The analysis of chemical assessment tools — authors include Dow Chemical, American Chemistry Council and two consulting firms — finds that when evaluating the same chemical, individual tools come to different conclusions regarding the hazard categorization of each chemical.
This may call into question the extent to which such tools can provide product manufacturers and other stakeholders with definitive and actionable information about chemical substances in consumer products without further analysis and contextual information.
The analysis comes as the EPA has proposed changes to the Risk Management Program chemical safety rules that would require some facilities that use and distribute hazardous chemicals assess whether safer technologies and chemicals are feasible.

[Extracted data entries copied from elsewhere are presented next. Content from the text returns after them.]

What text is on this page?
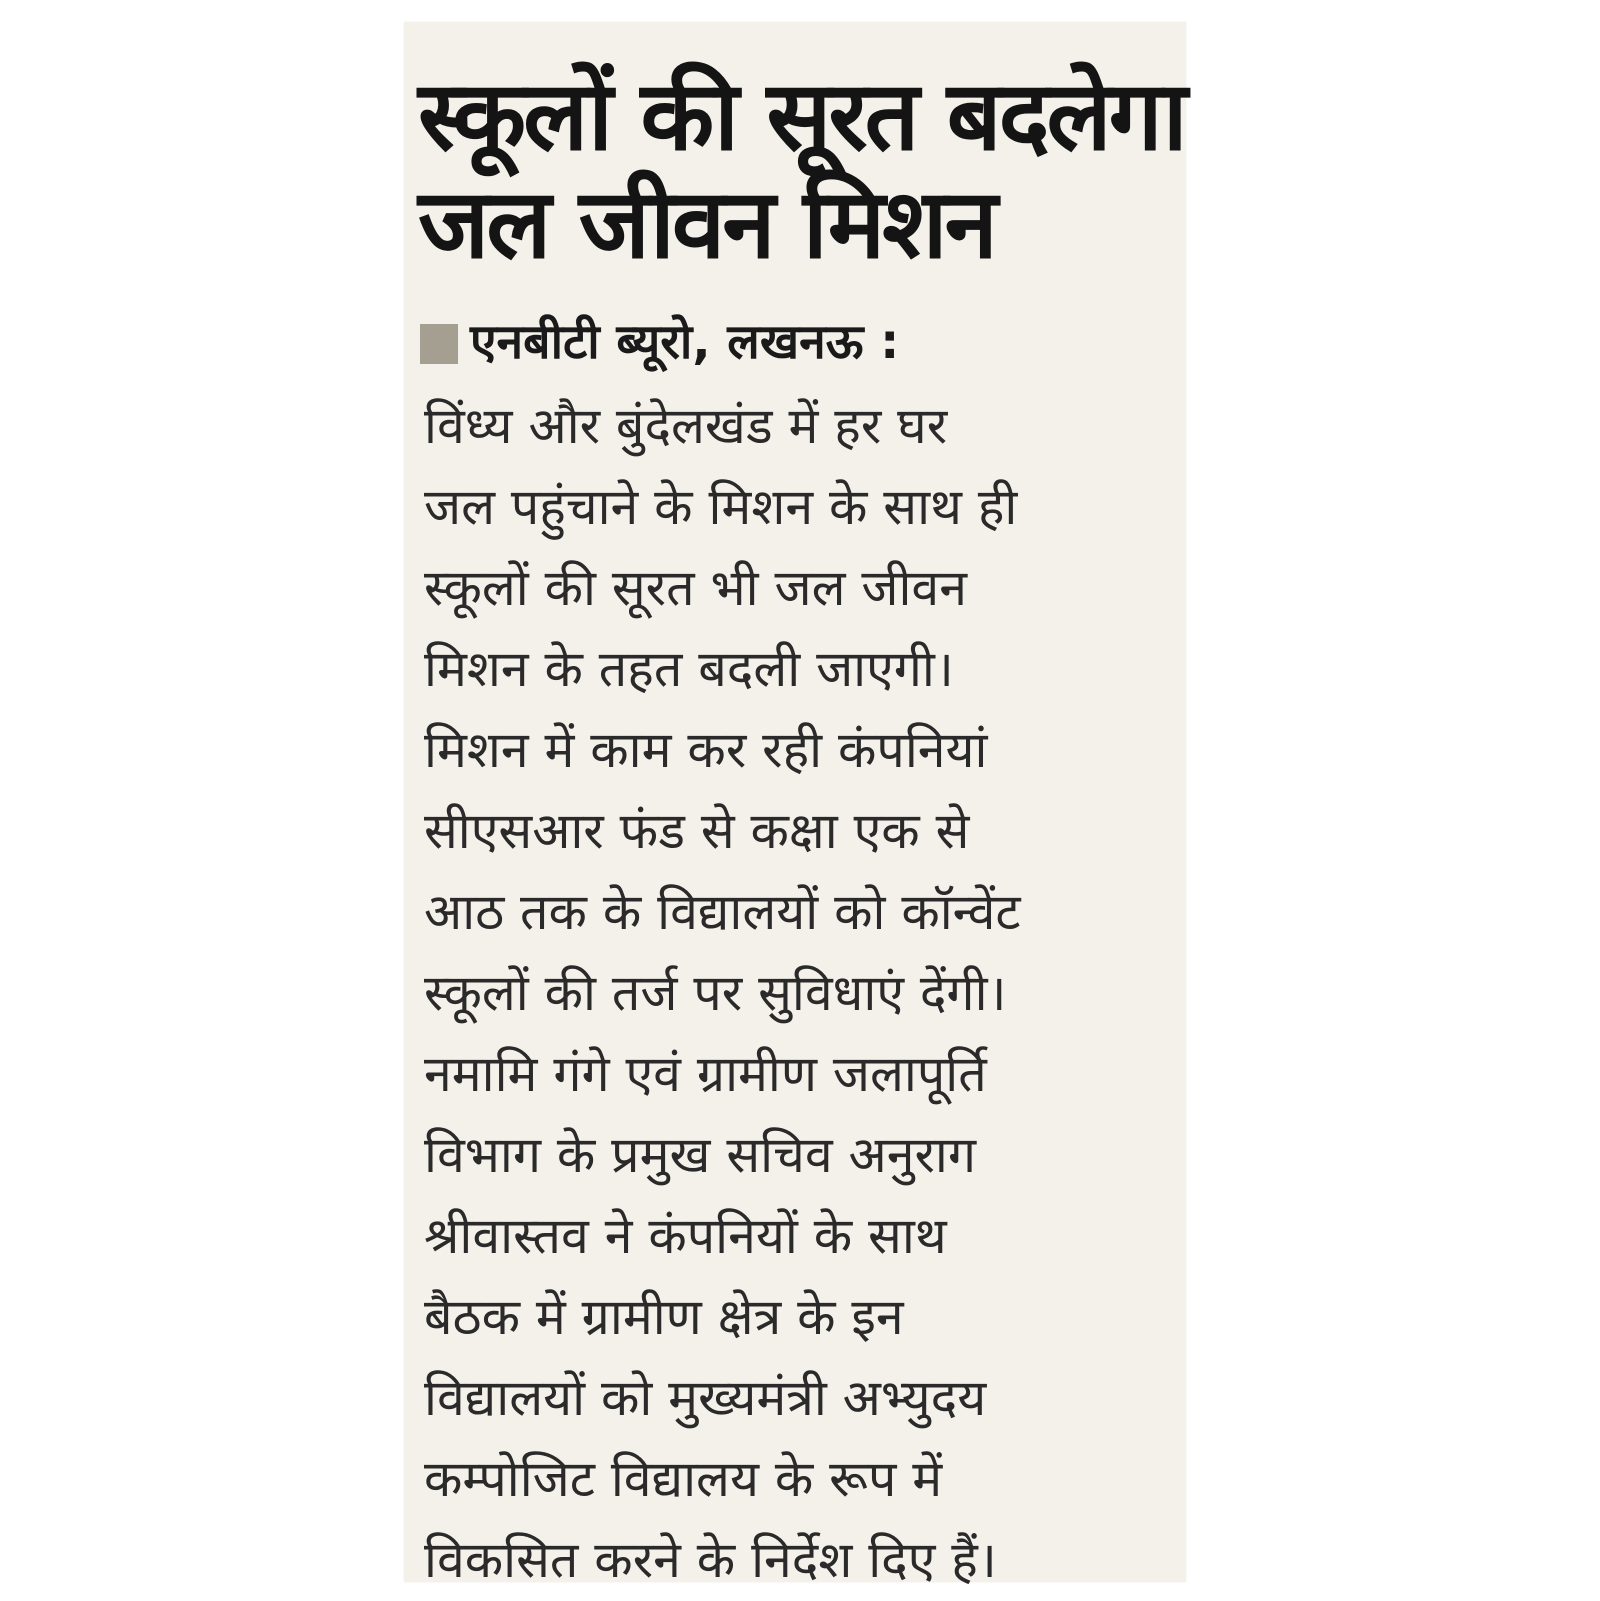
स्कूलों की सूरत बदलेगा
जल जीवन मिशन
एनबीटी ब्यूरो, लखनऊ :
विंध्य और बुंदेलखंड में हर घर
जल पहुंचाने के मिशन के साथ ही
स्कूलों की सूरत भी जल जीवन
मिशन के तहत बदली जाएगी।
मिशन में काम कर रही कंपनियां
सीएसआर फंड से कक्षा एक से
आठ तक के विद्यालयों को कॉन्वेंट
स्कूलों की तर्ज पर सुविधाएं देंगी।
नमामि गंगे एवं ग्रामीण जलापूर्ति
विभाग के प्रमुख सचिव अनुराग
श्रीवास्तव ने कंपनियों के साथ
बैठक में ग्रामीण क्षेत्र के इन
विद्यालयों को मुख्यमंत्री अभ्युदय
कम्पोजिट विद्यालय के रूप में
विकसित करने के निर्देश दिए हैं।
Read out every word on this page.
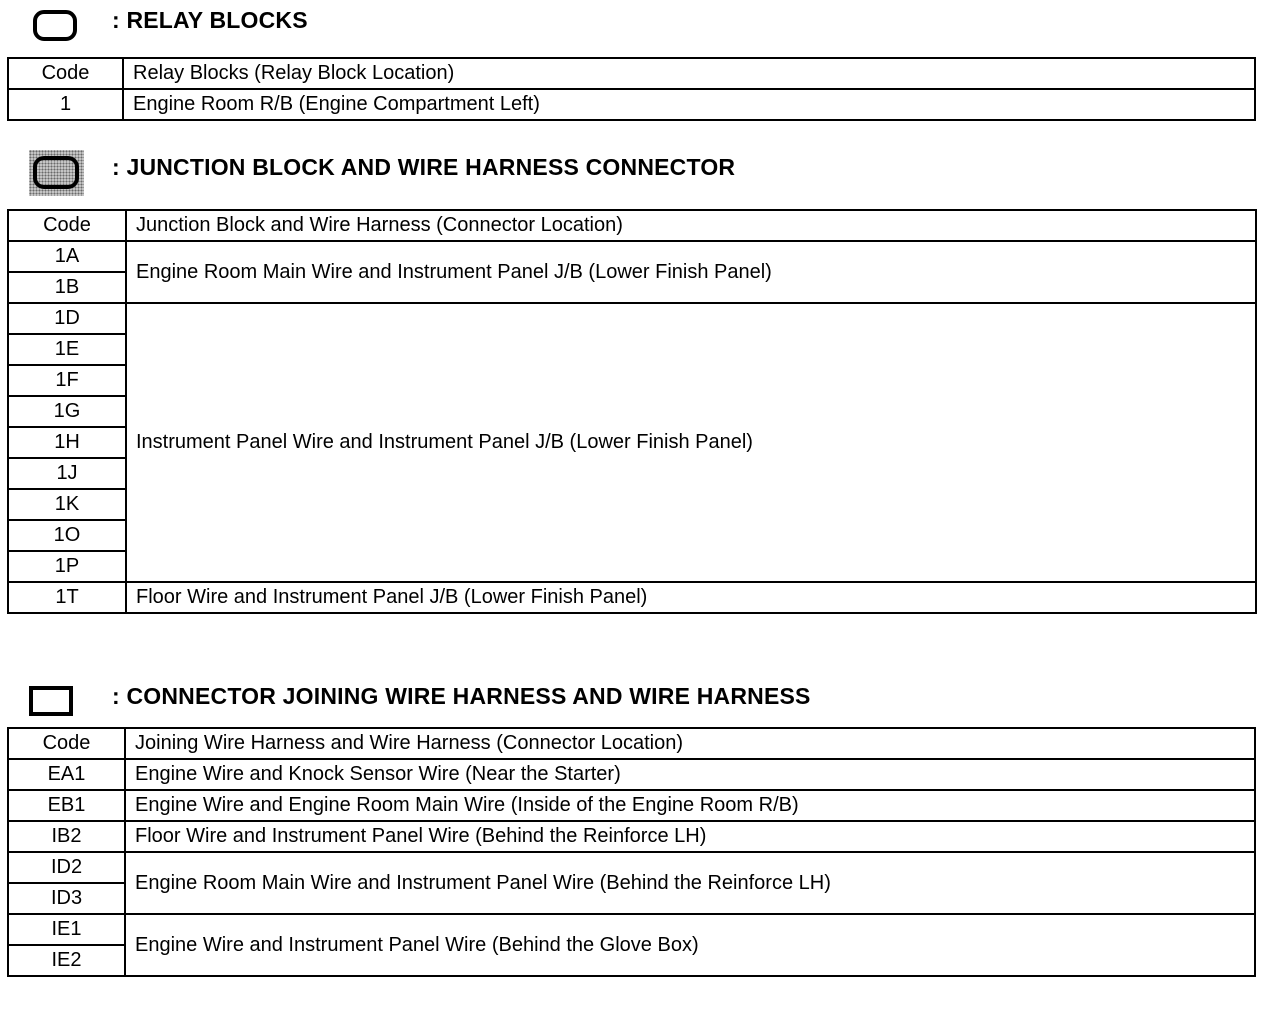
: RELAY BLOCKS
Code	Relay Blocks (Relay Block Location)
1	Engine Room R/B (Engine Compartment Left)
: JUNCTION BLOCK AND WIRE HARNESS CONNECTOR
Code	Junction Block and Wire Harness (Connector Location)
1A	Engine Room Main Wire and Instrument Panel J/B (Lower Finish Panel)
1B	
1D	Instrument Panel Wire and Instrument Panel J/B (Lower Finish Panel)
1E	
1F	
1G	
1H	
1J	
1K	
1O	
1P	
1T	Floor Wire and Instrument Panel J/B (Lower Finish Panel)
: CONNECTOR JOINING WIRE HARNESS AND WIRE HARNESS
Code	Joining Wire Harness and Wire Harness (Connector Location)
EA1	Engine Wire and Knock Sensor Wire (Near the Starter)
EB1	Engine Wire and Engine Room Main Wire (Inside of the Engine Room R/B)
IB2	Floor Wire and Instrument Panel Wire (Behind the Reinforce LH)
ID2	Engine Room Main Wire and Instrument Panel Wire (Behind the Reinforce LH)
ID3	
IE1	Engine Wire and Instrument Panel Wire (Behind the Glove Box)
IE2	
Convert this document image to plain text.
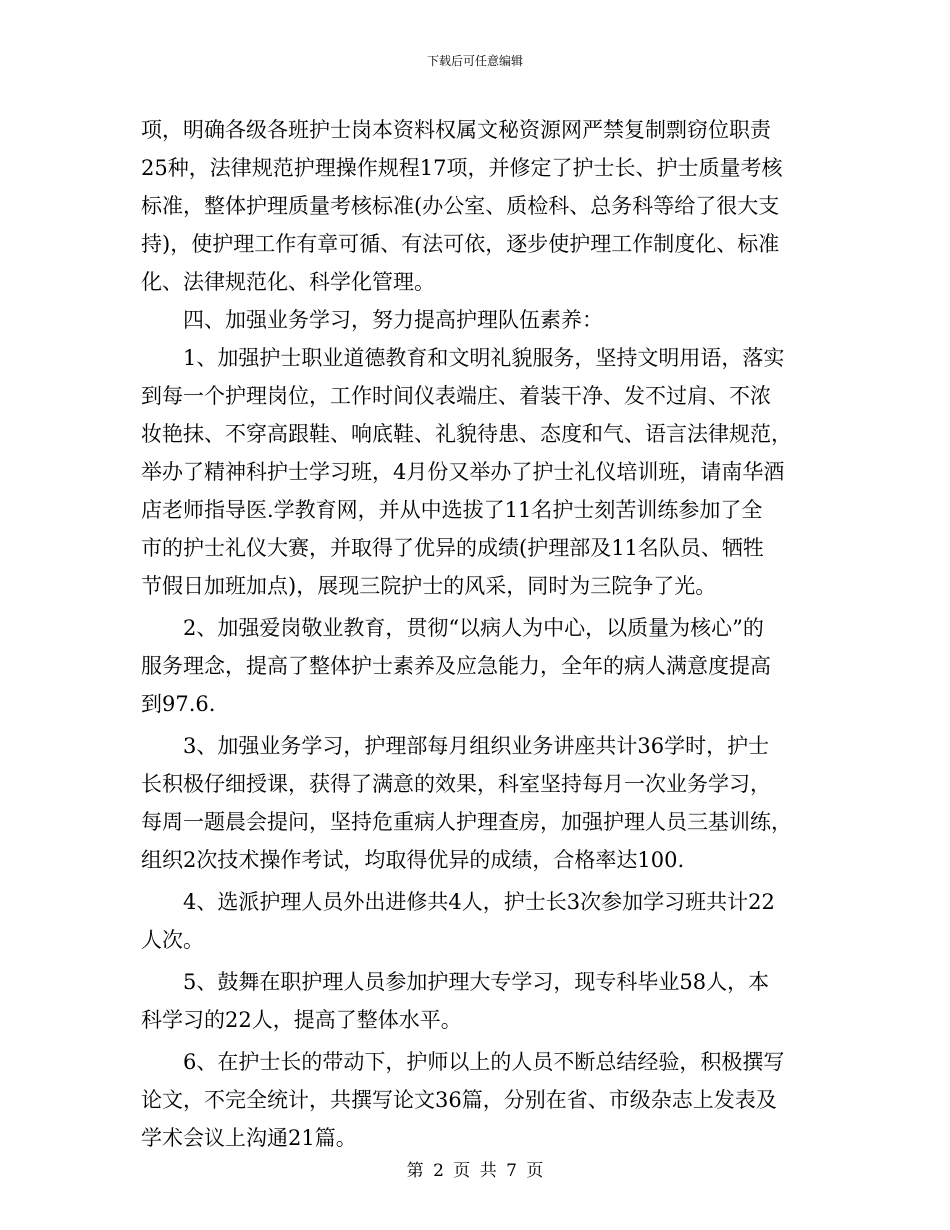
下载后可任意编辑
项，明确各级各班护士岗本资料权属文秘资源网严禁复制剽窃位职责
25种，法律规范护理操作规程17项，并修定了护士长、护士质量考核
标准，整体护理质量考核标准(办公室、质检科、总务科等给了很大支
持)，使护理工作有章可循、有法可依，逐步使护理工作制度化、标准
化、法律规范化、科学化管理。
四、加强业务学习，努力提高护理队伍素养：
1、加强护士职业道德教育和文明礼貌服务，坚持文明用语，落实
到每一个护理岗位，工作时间仪表端庄、着装干净、发不过肩、不浓
妆艳抹、不穿高跟鞋、响底鞋、礼貌待患、态度和气、语言法律规范，
举办了精神科护士学习班，4月份又举办了护士礼仪培训班，请南华酒
店老师指导医.学教育网，并从中选拔了11名护士刻苦训练参加了全
市的护士礼仪大赛，并取得了优异的成绩(护理部及11名队员、牺牲
节假日加班加点)，展现三院护士的风采，同时为三院争了光。
2、加强爱岗敬业教育，贯彻“以病人为中心，以质量为核心”的
服务理念，提高了整体护士素养及应急能力，全年的病人满意度提高
到97.6.
3、加强业务学习，护理部每月组织业务讲座共计36学时，护士
长积极仔细授课，获得了满意的效果，科室坚持每月一次业务学习，
每周一题晨会提问，坚持危重病人护理查房，加强护理人员三基训练，
组织2次技术操作考试，均取得优异的成绩，合格率达100.
4、选派护理人员外出进修共4人，护士长3次参加学习班共计22
人次。
5、鼓舞在职护理人员参加护理大专学习，现专科毕业58人，本
科学习的22人，提高了整体水平。
6、在护士长的带动下，护师以上的人员不断总结经验，积极撰写
论文，不完全统计，共撰写论文36篇，分别在省、市级杂志上发表及
学术会议上沟通21篇。
第 2 页 共 7 页
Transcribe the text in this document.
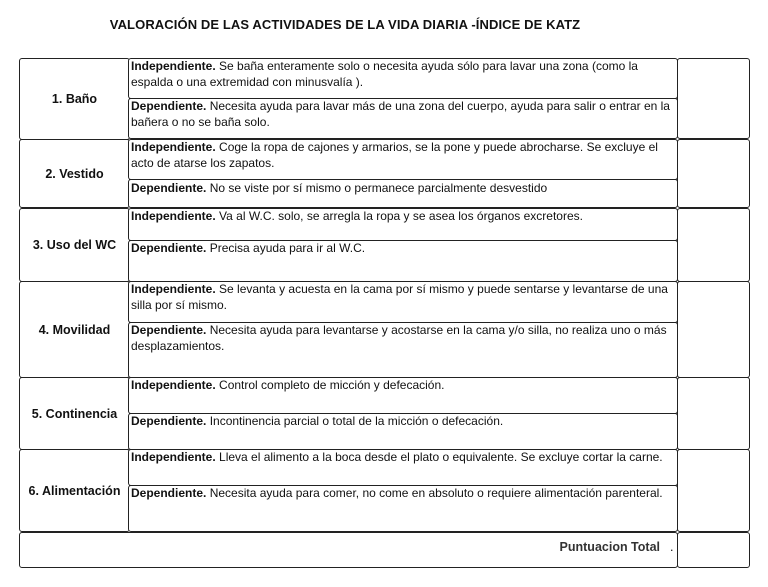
VALORACIÓN DE LAS ACTIVIDADES DE LA VIDA DIARIA -ÍNDICE DE KATZ
1. Baño
Independiente. Se baña enteramente solo o necesita ayuda sólo para lavar una zona (como la espalda o una extremidad con minusvalía ).
Dependiente. Necesita ayuda para lavar más de una zona del cuerpo, ayuda para salir o entrar en la bañera o no se baña solo.
2. Vestido
Independiente. Coge la ropa de cajones y armarios, se la pone y puede abrocharse. Se excluye el acto de atarse los zapatos.
Dependiente. No se viste por sí mismo o permanece parcialmente desvestido
3. Uso del WC
Independiente. Va al W.C. solo, se arregla la ropa y se asea los órganos excretores.
Dependiente. Precisa ayuda para ir al W.C.
4. Movilidad
Independiente. Se levanta y acuesta en la cama por sí mismo y puede sentarse y levantarse de una silla por sí mismo.
Dependiente. Necesita ayuda para levantarse y acostarse en la cama y/o silla, no realiza uno o más desplazamientos.
5. Continencia
Independiente. Control completo de micción y defecación.
Dependiente. Incontinencia parcial o total de la micción o defecación.
6. Alimentación
Independiente. Lleva el alimento a la boca desde el plato o equivalente. Se excluye cortar la carne.
Dependiente. Necesita ayuda para comer, no come en absoluto o requiere alimentación parenteral.
Puntuacion Total .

It also follows new regulations under California’s chemical-warning law, Proposition 65, which requires businesses to disclose the presence of chemicals known by the state to cause cancer or reproductive harm. The Prop. 65 list currently includes more than 800 chemicals.
The study reviewed select chemicals using the following hazard-based screening tools:
- GreenScreen Full Assessment
- EPA Design for the Environment/Safer Choice
- SciVera Lens
- GreenWERCs (run in four modes: GreenWERCS GreenScreen List Translator, GreenWERCs Green Screen Scoring Model, GreenWERCs Walmart Scoring Model, and a user-defined GreenWERCS ChemRisk Model)
Retailers and product manufacturers are increasingly using a variety of tools, lists and other approaches to determine whether specific chemical ingredients in consumer products may be a concern, or to certify that chemical ingredients are safer for humans and the environment. The study authors conclude that there is a need for enhanced transparency and understanding of what each tool was designed to measure, as well as the appropriate conditions for each tool’s use, and suggest possible enhancements to the tools to increase their utility.
The various approaches analyzed in the study focus on a chemical’s innate “hazard,” meaning they consider whether the inherent properties of a chemical substance could cause harm to humans or the environment under any circumstance. Hazard-based screening does not consider how a chemical is actually used in a product, how much of the chemical substance exists in those uses, and whether and to what degree there is human or environmental exposure to the chemical substance through such uses.